Dans leur recherche d’un nouveau procédé de production de cyanures pour la lixiviation de l’or par cyanure, Frank et Caro ont découvert la capacité des carbures alcalino-terreux à adsorber l’azote atmosphérique à haute température. Fritz Rothe, un collègue de Frank et Caro, a réussi en 1898 à surmonter les problèmes liés à l’utilisation du carbure de calcium et a précisé qu’à environ 1 100 °C, ce n’est pas du cyanure de calcium mais du cyanamide de calcium qui se forme dans la réaction. En fait, le produit cible initial, le cyanure de sodium, peut également être obtenu à partir du cyanamide de calcium en le faisant fondre avec du chlorure de sodium en présence de carbone :
CaCN2 + 2 NaCl + C → 2 NaCN + CaCl2
Frank et Caro ont développé cette réaction pour un processus de production continu à grande échelle. Le processus était particulièrement difficile en raison des exigences en matière d’équipement requises par les températures élevées pendant l’étape initiale de l’allumage. Ce procédé nécessite un contrôle méticuleux de la température car le point de fusion du cyanamide calcique n’est inférieur que d’environ 120 °C au point d’ébullition du chlorure de sodium.
En 1901, Ferdinand Eduard Polzeniusz a breveté un procédé qui convertit le carbure de calcium en cyanamide calcique en présence de 10 % de chlorure de calcium à 700 °C. L’avantage d’abaisser la température de réaction d’environ 400 °C doit toutefois être mis en balance avec la grande quantité de chlorure de calcium nécessaire et le contrôle discontinu du procédé.
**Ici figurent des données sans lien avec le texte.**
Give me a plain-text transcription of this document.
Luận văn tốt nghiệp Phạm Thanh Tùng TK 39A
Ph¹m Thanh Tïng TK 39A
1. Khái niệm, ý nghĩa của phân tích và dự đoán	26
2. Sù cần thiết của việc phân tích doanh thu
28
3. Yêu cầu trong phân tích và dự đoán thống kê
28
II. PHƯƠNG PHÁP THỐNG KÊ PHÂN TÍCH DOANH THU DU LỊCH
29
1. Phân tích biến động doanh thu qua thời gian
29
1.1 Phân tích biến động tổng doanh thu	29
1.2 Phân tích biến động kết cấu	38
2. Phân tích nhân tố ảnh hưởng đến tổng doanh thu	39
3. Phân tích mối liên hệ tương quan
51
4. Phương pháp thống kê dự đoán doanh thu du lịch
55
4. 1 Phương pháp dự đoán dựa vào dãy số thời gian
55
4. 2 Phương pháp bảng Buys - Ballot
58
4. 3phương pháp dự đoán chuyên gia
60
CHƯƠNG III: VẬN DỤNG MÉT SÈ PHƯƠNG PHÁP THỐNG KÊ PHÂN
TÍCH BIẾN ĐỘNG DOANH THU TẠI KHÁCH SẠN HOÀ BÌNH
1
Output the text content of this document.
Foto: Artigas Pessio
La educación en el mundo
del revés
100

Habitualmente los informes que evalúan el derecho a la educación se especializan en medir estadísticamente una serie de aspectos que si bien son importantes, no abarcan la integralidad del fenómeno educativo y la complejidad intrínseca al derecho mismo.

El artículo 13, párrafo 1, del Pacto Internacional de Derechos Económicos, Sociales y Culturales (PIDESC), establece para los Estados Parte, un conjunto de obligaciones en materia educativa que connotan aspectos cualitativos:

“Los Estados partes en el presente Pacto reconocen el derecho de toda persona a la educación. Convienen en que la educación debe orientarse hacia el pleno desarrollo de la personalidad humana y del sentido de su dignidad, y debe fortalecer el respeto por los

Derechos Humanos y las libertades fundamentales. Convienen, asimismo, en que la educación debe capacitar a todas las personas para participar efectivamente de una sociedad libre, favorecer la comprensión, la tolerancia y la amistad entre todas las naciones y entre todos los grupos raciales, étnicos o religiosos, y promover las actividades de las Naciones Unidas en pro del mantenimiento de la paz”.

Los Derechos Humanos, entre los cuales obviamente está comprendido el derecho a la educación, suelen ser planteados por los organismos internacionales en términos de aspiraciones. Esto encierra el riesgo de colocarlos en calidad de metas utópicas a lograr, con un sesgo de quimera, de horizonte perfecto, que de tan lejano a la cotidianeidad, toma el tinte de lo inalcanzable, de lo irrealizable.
Néanmoins, les deux procédés (le procédé Rothe-Frank-Caro et le procédé Polzeniusz-Krauss) ont joué un rôle dans la première moitié du 20e siècle. Au cours de l’année record 1945, un total d’environ 1,5 million de tonnes a été produit dans le monde entier à l’aide des deux procédés. Frank et Caro ont également noté la formation d’ammoniac à partir de cyanamide calcique.
CaCN2 + 3 H2O → 2 NH3 + CaCO3
Albert Frank a reconnu l’importance fondamentale de cette réaction comme une percée dans la fourniture d’ammoniac à partir de l’azote atmosphérique et, en 1901, a recommandé le cyanamide calcique comme engrais azoté. Entre 1908 et 1919, cinq usines de cyanamide calcique d’une capacité totale de 500 000 tonnes par an ont été créées en Allemagne, et une en Suisse. Il s’agissait à l’époque de l’engrais azoté le moins cher, doté d’une efficacité supplémentaire contre les mauvaises herbes et les parasites des plantes et présentant de grands avantages par rapport aux engrais azotés classiques. Cependant, la mise en œuvre à grande échelle de la synthèse de l’ammoniac par le procédé Haber est devenue un concurrent sérieux du procédé Frank Caro, très gourmand en énergie. L’urée (formée par le procédé Haber-Bosch) étant nettement plus riche en azote (46 % contre environ 20 %), moins chère et agissant plus rapidement, le rôle de la cyanamide calcique a été progressivement réduit à celui d’un engrais azoté multifonctionnel dans des applications de niche. D’autres raisons de sa perte de popularité étaient sa couleur noir sale, son aspect poussiéreux et ses propriétés irritantes, ainsi que son inhibition d’une enzyme de dégradation de l’alcool qui provoque une accumulation temporaire d’acétaldéhyde dans le corps, entraînant des étourdissements, des nausées et une réaction de chasse à l’alcool lorsque l’alcool est consommé à peu près au moment de l’exposition corporelle.